Но у него тоже не менее важные и неотложные дела — сохранение полка, его боеспособность.
Богунович глянул на часы. Наверное, это послужило Рудковскому сигналом, мужицкая грубость и матросское ухарство составляли в нем скорее дань времени и положению, а по сути своей Рудковский был человек деликатный. Закрывая собрание, он сказал:
— На сегодня хватит, товарищи. Наговорились от пуза. Вон командир ждет. Нужно еще над военной стратегией подумать.
Невозможно было понять: серьезно он сказал или с иронией? В конце концов, не стоит обращать внимания. Пусть называет его командирские заботы как хочет.
Когда коммунары вышли и они остались втроем (председатель Совета не отступал от матроса), Богунович подошел к окну, всмотрелся в белую муть.
— В ясную погоду костел хорошо виден? — спросил, понимая нелепость вопроса, ибо костел был виден и из одноэтажного флигеля, где размещался штаб.
— Как на ладони.
— Правее костела, за кладбищем, стоит батарея. Раньше ее не было.

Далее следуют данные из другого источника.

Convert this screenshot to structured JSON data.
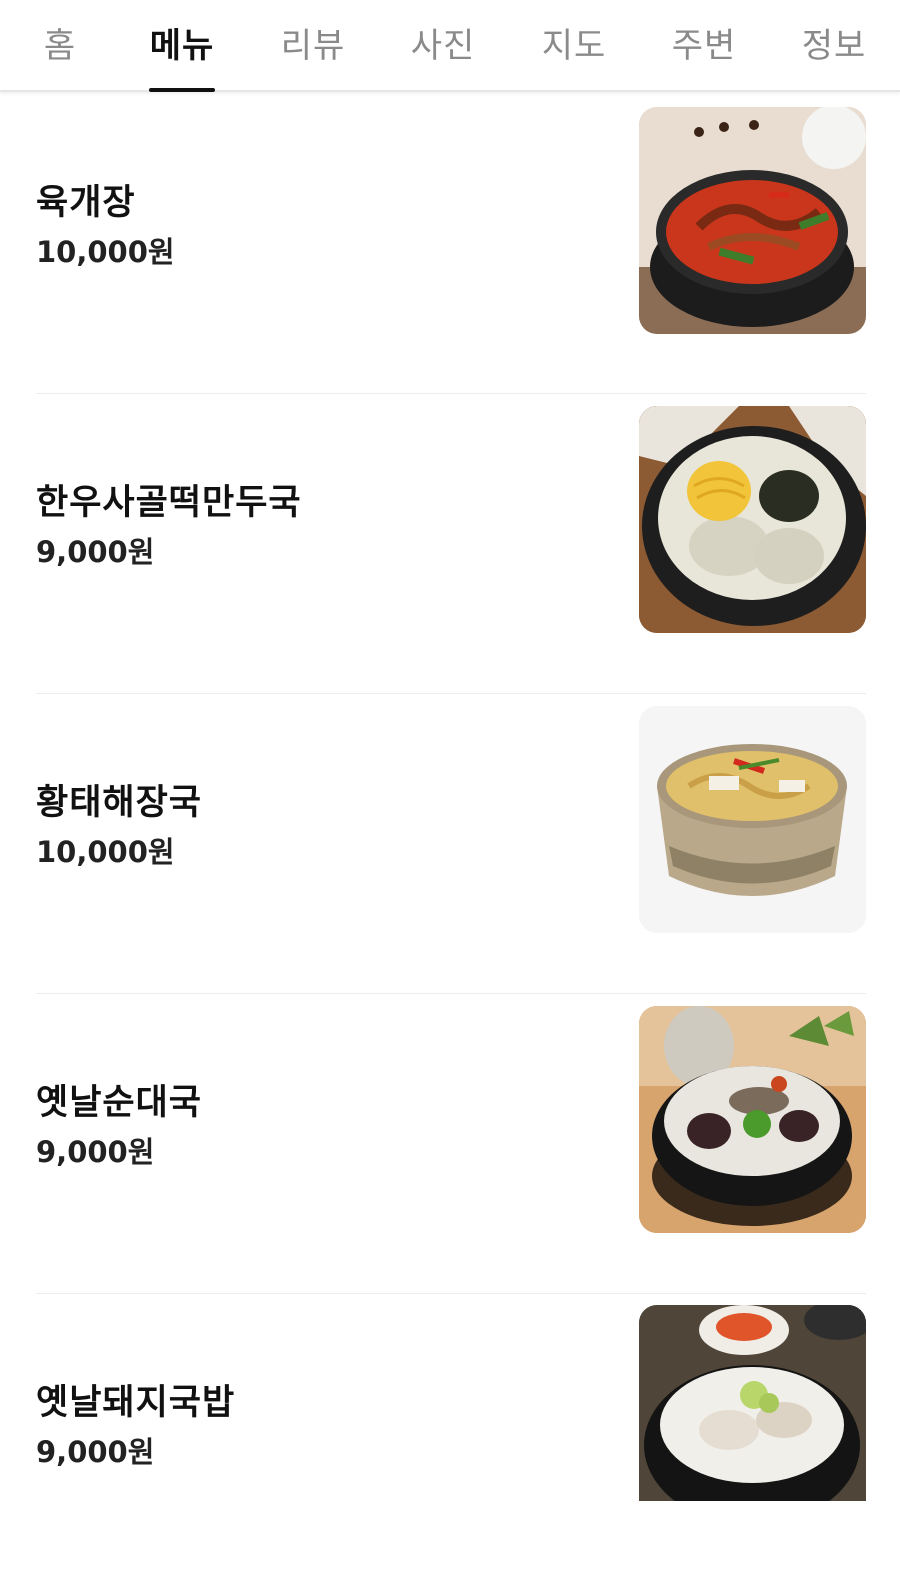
{
  "tabs": [
    {
      "label": "홈",
      "active": false
    },
    {
      "label": "메뉴",
      "active": true
    },
    {
      "label": "리뷰",
      "active": false
    },
    {
      "label": "사진",
      "active": false
    },
    {
      "label": "지도",
      "active": false
    },
    {
      "label": "주변",
      "active": false
    },
    {
      "label": "정보",
      "active": false
    }
  ],
  "menu": {
    "items": [
      {
        "name": "육개장",
        "price": "10,000원",
        "image": "yukgaejang-photo"
      },
      {
        "name": "한우사골떡만두국",
        "price": "9,000원",
        "image": "tteok-mandu-guk-photo"
      },
      {
        "name": "황태해장국",
        "price": "10,000원",
        "image": "hwangtae-haejangguk-photo"
      },
      {
        "name": "옛날순대국",
        "price": "9,000원",
        "image": "sundae-guk-photo"
      },
      {
        "name": "옛날돼지국밥",
        "price": "9,000원",
        "image": "dwaeji-gukbap-photo"
      }
    ]
  }
}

Рудковский и Калачик переглянулись. Богунович заметил их улыбки и подумал, что не с того начал, получается, что он хочет испугать этих людей. Объяснил:
— Я только что оттуда. Ходил с солдатами, братались…

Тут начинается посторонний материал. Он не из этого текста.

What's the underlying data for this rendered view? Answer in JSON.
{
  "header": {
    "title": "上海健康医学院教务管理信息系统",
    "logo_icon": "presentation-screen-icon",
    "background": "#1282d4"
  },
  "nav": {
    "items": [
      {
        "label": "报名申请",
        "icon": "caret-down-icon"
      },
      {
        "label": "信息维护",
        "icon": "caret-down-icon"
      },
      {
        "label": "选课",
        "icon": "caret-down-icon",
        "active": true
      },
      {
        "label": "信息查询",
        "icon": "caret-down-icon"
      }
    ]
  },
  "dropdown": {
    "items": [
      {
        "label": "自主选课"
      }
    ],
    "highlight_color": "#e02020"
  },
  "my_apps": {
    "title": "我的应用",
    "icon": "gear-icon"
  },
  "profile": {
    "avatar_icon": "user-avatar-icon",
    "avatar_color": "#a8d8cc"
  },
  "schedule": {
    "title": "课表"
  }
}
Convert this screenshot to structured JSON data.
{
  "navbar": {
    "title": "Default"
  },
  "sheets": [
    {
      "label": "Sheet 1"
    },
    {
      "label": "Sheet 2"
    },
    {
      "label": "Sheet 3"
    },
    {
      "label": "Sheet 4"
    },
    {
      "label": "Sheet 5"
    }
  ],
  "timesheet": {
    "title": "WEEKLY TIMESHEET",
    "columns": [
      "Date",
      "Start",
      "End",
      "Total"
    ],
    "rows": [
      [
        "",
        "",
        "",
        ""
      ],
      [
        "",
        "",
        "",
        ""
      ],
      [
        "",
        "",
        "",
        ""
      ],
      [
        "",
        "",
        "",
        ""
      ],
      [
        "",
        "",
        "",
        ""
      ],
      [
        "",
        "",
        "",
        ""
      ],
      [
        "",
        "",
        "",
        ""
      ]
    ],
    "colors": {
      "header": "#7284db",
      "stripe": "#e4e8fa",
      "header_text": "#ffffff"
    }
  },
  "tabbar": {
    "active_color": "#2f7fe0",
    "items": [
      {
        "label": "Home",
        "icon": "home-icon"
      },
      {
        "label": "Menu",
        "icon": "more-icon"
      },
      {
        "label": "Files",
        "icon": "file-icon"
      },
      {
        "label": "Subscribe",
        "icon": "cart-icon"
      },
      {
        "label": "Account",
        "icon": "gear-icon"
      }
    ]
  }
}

— А я ломаю голову, почему полковник в солдатской шинели.
— Не иронизируйте, Рудковский. Кто-кто, а вы должны знать: на войне не до шуток. Перед нами новая немецкая дивизия, хотя по условиям перемирия…

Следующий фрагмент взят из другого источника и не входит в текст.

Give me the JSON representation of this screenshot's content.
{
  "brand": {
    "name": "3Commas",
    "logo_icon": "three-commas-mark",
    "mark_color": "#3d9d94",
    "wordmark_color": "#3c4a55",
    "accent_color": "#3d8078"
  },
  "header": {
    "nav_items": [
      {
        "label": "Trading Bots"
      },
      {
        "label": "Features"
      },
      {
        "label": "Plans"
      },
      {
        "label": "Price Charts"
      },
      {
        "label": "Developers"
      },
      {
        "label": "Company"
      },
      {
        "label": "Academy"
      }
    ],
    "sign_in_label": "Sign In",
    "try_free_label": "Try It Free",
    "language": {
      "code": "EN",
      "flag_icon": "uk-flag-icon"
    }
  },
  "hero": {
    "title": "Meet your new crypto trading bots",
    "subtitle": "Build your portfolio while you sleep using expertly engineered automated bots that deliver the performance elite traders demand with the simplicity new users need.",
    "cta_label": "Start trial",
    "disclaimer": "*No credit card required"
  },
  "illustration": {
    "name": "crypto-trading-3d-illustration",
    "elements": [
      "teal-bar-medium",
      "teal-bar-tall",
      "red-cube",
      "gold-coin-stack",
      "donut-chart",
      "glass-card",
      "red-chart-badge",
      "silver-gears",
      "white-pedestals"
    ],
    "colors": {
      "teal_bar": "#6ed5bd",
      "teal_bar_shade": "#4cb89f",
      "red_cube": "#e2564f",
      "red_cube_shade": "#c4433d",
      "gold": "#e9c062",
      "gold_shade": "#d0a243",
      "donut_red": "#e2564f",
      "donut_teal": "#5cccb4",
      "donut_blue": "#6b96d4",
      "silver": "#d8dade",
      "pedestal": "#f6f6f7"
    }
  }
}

— Дайте телеграмму главковерху. Или в Совнарком, Ленину.
Богунович посмотрел на Рудковского. Нет, кажется, не иронизирует, советует серьезно. Удивило, пожалуй, другое: уверенность Рудковского, что телеграмму можно дать главнокомандующему и даже правительству, Ленину.
Богунович подумал, что нужно найти более доверительную форму разговора.
— Вы не думаете, что из костела на вас смотрит барон Зейфель?
— Пусть посмотрит. Пусть облизнется, — весело сказал Калачик. — Мы ему фигу покажем, — и, сложив фигу, выставил в окно.
— Все серьезнее, товарищи. Мы проявляем беззаботность.
— Мы?
— Наверное, в первую очередь мы, военные. Я знаю немцев. Они способны на любую провокацию…
— Ты что — боишься, командир? И нас пугаешь? — сурово спросил Рудковский.
— Рудковский, вы знаете, что осталось от полка.
— Мы поднимем народ! — выкрикнул Калачик.
— С вилами, с топорами? — ехидно спросил Богунович; его начало раздражать легкомыслие старого человека, мудростью которого он восхищался, когда разговор шел о лесе, земле, ремонте плугов.